Citations sur L'été 76 (12)
En ce lundi de Pentecôte, sous un ciel gris et une mer agacée, l’agitation du bateau me causa d’affreuses nausées. Trois jours de grand calme m’avaient bercé d’illusions ; un seul coup de vent suffit à me faire comprendre que je ne serai jamais navigateur.
L’oncle de mon père avait fait fortune comme architecte au lendemain de la guerre. La « modernisation du logement » recouvrait alors de juteux échanges avec le monde politique et les entreprises de construction. De nouvelles cités poussaient d’un seul jet dans les espaces froids, morts, excentrés, qui deviendraient plus tard les fameux « quartiers sensibles ». Nul n’y songeait, pour l’heure, et toute une génération de « Grand Prix de Rome » s’était tournée vers cette lucrative activité qui prolongeait, sans trop y croire, les utopies de Le Corbusier. Leur rêve d’artistes s’était transformé en trafic de cages à lapin ; ce qui ne les empêchait pas de retrouver tout leur talent pour construire leurs propres demeures.
(...) Qu'on soit communiste ou capitaliste l'avenir se confondait avec le progrès.(...) l'avenir radieux ne semblait guère contestable. Cette perspective nourrissait les utopies révolutionnaires; elle se traduisait aussi, concrètement, par un style de vie et de consommation de plus en plus calqué sur celui des E.U.
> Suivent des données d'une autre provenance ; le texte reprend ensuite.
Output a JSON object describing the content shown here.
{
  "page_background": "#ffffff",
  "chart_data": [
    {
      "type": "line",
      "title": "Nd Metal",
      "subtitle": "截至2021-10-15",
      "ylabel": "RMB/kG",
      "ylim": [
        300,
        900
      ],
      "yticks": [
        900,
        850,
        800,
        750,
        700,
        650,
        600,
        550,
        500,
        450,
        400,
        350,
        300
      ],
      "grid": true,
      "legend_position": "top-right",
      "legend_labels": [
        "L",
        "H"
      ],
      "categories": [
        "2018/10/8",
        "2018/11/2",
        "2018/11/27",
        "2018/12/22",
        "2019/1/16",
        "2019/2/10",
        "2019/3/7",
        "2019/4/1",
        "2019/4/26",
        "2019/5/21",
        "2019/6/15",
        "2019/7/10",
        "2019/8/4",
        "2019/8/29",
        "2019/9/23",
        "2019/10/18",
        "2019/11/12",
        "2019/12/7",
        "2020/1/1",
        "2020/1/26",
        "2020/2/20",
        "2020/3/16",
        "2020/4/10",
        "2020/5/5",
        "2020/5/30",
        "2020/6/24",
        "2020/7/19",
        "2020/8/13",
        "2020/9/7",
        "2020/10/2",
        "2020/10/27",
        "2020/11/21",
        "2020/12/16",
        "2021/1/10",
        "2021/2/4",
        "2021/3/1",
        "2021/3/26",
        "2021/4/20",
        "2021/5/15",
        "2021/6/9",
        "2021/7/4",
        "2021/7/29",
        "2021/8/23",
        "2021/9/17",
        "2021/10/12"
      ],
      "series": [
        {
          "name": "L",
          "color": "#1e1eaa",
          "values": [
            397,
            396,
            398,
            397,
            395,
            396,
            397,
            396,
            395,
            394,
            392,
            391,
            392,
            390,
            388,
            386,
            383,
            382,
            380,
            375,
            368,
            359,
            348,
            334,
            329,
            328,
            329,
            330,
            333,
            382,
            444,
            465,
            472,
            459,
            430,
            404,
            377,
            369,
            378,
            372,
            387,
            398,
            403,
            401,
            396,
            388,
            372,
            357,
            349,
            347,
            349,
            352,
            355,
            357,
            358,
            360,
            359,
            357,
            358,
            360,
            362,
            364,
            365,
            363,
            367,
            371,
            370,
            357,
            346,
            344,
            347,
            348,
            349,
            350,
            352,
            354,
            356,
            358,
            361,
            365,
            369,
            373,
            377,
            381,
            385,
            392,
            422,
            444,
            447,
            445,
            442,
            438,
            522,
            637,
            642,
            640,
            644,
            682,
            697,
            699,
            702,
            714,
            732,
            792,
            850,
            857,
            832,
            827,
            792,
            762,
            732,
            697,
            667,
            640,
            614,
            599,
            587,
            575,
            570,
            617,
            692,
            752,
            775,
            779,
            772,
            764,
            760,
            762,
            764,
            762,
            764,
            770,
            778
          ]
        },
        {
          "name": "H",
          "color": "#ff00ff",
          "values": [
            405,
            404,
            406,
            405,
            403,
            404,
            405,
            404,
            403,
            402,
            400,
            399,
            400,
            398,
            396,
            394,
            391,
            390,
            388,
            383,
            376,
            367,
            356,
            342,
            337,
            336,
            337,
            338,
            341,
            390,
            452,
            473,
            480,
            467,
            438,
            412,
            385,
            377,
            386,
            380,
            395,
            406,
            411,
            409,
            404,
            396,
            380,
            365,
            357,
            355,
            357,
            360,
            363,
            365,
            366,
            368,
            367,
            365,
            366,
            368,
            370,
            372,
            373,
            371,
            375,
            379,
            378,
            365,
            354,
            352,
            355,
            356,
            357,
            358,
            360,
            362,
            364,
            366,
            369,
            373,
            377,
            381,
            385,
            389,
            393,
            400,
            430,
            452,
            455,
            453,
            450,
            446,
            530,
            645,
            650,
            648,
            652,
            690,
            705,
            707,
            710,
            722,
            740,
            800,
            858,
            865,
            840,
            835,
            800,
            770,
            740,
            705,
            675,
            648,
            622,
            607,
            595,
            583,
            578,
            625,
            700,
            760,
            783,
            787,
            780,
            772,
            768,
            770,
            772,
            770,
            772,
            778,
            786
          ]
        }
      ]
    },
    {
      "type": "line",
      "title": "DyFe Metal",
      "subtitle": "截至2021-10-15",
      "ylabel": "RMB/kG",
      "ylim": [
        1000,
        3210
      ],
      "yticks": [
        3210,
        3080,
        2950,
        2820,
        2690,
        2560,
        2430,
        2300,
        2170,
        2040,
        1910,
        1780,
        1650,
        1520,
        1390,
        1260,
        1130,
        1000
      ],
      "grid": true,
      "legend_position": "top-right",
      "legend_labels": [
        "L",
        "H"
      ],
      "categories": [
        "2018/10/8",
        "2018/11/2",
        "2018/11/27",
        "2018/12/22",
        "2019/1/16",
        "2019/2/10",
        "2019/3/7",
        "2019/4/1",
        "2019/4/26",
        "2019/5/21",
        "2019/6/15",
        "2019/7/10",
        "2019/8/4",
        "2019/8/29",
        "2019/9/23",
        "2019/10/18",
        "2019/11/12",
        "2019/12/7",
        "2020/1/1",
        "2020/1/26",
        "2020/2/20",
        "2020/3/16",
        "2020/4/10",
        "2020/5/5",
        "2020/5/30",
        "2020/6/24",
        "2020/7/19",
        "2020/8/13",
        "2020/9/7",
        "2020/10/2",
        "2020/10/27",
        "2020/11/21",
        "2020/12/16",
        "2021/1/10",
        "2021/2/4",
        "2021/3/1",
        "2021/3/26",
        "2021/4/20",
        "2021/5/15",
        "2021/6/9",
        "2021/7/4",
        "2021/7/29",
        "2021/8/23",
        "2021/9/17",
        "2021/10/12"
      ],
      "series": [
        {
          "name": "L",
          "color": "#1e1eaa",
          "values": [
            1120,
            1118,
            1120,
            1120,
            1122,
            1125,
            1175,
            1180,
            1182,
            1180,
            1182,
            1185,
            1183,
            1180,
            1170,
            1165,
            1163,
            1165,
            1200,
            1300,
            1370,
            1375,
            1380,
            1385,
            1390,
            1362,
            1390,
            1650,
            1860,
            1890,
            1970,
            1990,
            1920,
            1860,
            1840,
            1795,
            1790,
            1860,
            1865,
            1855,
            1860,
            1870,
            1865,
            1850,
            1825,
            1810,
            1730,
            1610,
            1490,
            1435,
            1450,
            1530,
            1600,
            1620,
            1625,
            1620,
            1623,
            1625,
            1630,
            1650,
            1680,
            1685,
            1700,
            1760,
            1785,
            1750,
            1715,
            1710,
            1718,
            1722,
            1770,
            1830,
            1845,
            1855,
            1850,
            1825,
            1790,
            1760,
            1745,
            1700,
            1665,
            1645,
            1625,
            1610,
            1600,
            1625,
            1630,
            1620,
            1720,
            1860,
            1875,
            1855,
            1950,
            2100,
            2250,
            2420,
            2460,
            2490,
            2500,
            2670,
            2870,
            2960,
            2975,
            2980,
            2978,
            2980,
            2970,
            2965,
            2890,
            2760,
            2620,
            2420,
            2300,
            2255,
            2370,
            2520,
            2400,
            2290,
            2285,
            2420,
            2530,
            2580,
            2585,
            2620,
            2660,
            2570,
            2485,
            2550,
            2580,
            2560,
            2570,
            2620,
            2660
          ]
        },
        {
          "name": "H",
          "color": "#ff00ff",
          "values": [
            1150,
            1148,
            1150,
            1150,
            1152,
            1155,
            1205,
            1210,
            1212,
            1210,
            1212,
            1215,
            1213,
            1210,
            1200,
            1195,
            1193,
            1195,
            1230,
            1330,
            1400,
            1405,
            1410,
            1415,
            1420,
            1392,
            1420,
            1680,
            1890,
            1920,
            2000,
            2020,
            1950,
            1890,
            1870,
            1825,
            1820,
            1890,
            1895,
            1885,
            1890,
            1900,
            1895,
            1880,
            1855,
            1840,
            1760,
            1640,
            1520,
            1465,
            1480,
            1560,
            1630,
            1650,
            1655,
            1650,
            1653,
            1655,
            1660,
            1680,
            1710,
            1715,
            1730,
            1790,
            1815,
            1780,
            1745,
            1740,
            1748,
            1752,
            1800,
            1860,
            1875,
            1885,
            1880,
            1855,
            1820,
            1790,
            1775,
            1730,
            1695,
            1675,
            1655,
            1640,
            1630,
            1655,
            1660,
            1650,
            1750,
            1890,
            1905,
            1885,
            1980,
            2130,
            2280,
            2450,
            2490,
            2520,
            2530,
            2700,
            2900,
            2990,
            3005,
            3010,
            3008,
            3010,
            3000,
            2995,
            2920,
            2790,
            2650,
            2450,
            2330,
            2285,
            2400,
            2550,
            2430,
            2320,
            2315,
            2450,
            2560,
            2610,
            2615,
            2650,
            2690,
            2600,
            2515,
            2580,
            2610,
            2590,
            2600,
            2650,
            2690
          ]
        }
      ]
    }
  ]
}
Cette confiance dans l'avenir censé élargir sans fin notre horizon s'appuyait sur des symboles très concrets : le premier pas sur la lune en 1969 (...) Il me semble aussi que la phase descendante de la modernité commença dans ces mêmes années (...) Du jour au lendemain, la "crise" était devenue le thème central du discours économique et politique, accompagné de son corollaire : cette fameuse "sortie du tunnel" régulièrement annoncée sans jamais survenir. (...) Et, si les premiers pas de l'homme sur la lune avaient matérialisé un projet extraordinaire, il semblerait bientôt clair que nous ne franchirions jamais les confins du système solaire.(...) Le temps des rêves ferait place aux temps des peurs ...
Déchiffrant quantité de traités théoriques, je m'étais d'abord intéressé au dodécaphonisme sériel - technique de composition qui, sous son nom compliqué, se révélait assez simple pour un compositeur en herbe possédant l'esprit logique. Loin des subtilités de l'harmonie tonale (qui requiert une longue éducation de l'oreille); j'étalais mes suites de notes à l'endroit, à l'envers, selon des calculs d'intervalles aussi amusants que le calcul mental.
Comme prévu, je m’étais inscrit en première « D », compatible avec ma future profession de médecin de campagne. Par ce choix, j’évitais surtout la trop sérieuse première « C » qui préparait les réussites professionnelles au prix d’un labeur intensif.
Au cours de l'hiver 1977, à la Maison de la Culture, j'avais également découvert une pièce pour deux pianos de Luciano Berio, jouée par Katia et Marielle Labèque dans un spectacle chorégraphique de Félix Blaska. Subjugué par cette trame sonore liquide et mystérieuse, parcourue d'infimes nuances, je m’efforçais d'en retrouver les couleurs sur mon vieux Gaveau. Je manquais d'interlocuteurs pour partager ces découvertes ; mais la rareté même d'un tel répertoire en ville faisait de moi une sorte de pionnier local, réinventant l'Histoire pour son propre usage, et cultivant les plaisirs solitaires qui vont de pair avec l'exigence avant-gardiste.
Car, depuis quelque temps, jusque dans notre paroisse, la religion traditionnelle était balayéee par une doctrine égalitariste qui faisait de Jésus-Christ un ancêtre direct de Karl Marx. "p.24
"C'est pourquoi chaque détail de notre vie fugitive me paraît plus précieux que les rêves de transcendance, les prosternations devant l'au-delà, les invocations aux forces mystérieuses. Et c'est pourquoi je voudrais en retrouver la substance et l'émotion suspendues, comme je les retrouve aujourd'hui, en arpentant la montagne magique et en respirant ces fougères anisées- les mêmes que je respirais à quinze ans, dans l'enchantement de la poésie et de l'amour naissant.
Ainsi étions-nous déjà en 1975. Socialement et politiquement, nous répétions déjà ce que les soixante-huitards avaient dit avant nous, et d'autres encore avant eux. Le monde moderne depuis sa naissance a toujours été en crise d'adolescence. La lutte anti-bourgeoise a toujours fait partie de la bourgeoisie.
Côté musical, plusieurs dictionnaires récents m'indiquaient d'emblée les noms de créateurs à peine quinquagénaires, mais présentés comme des génies incontestables de notre temps.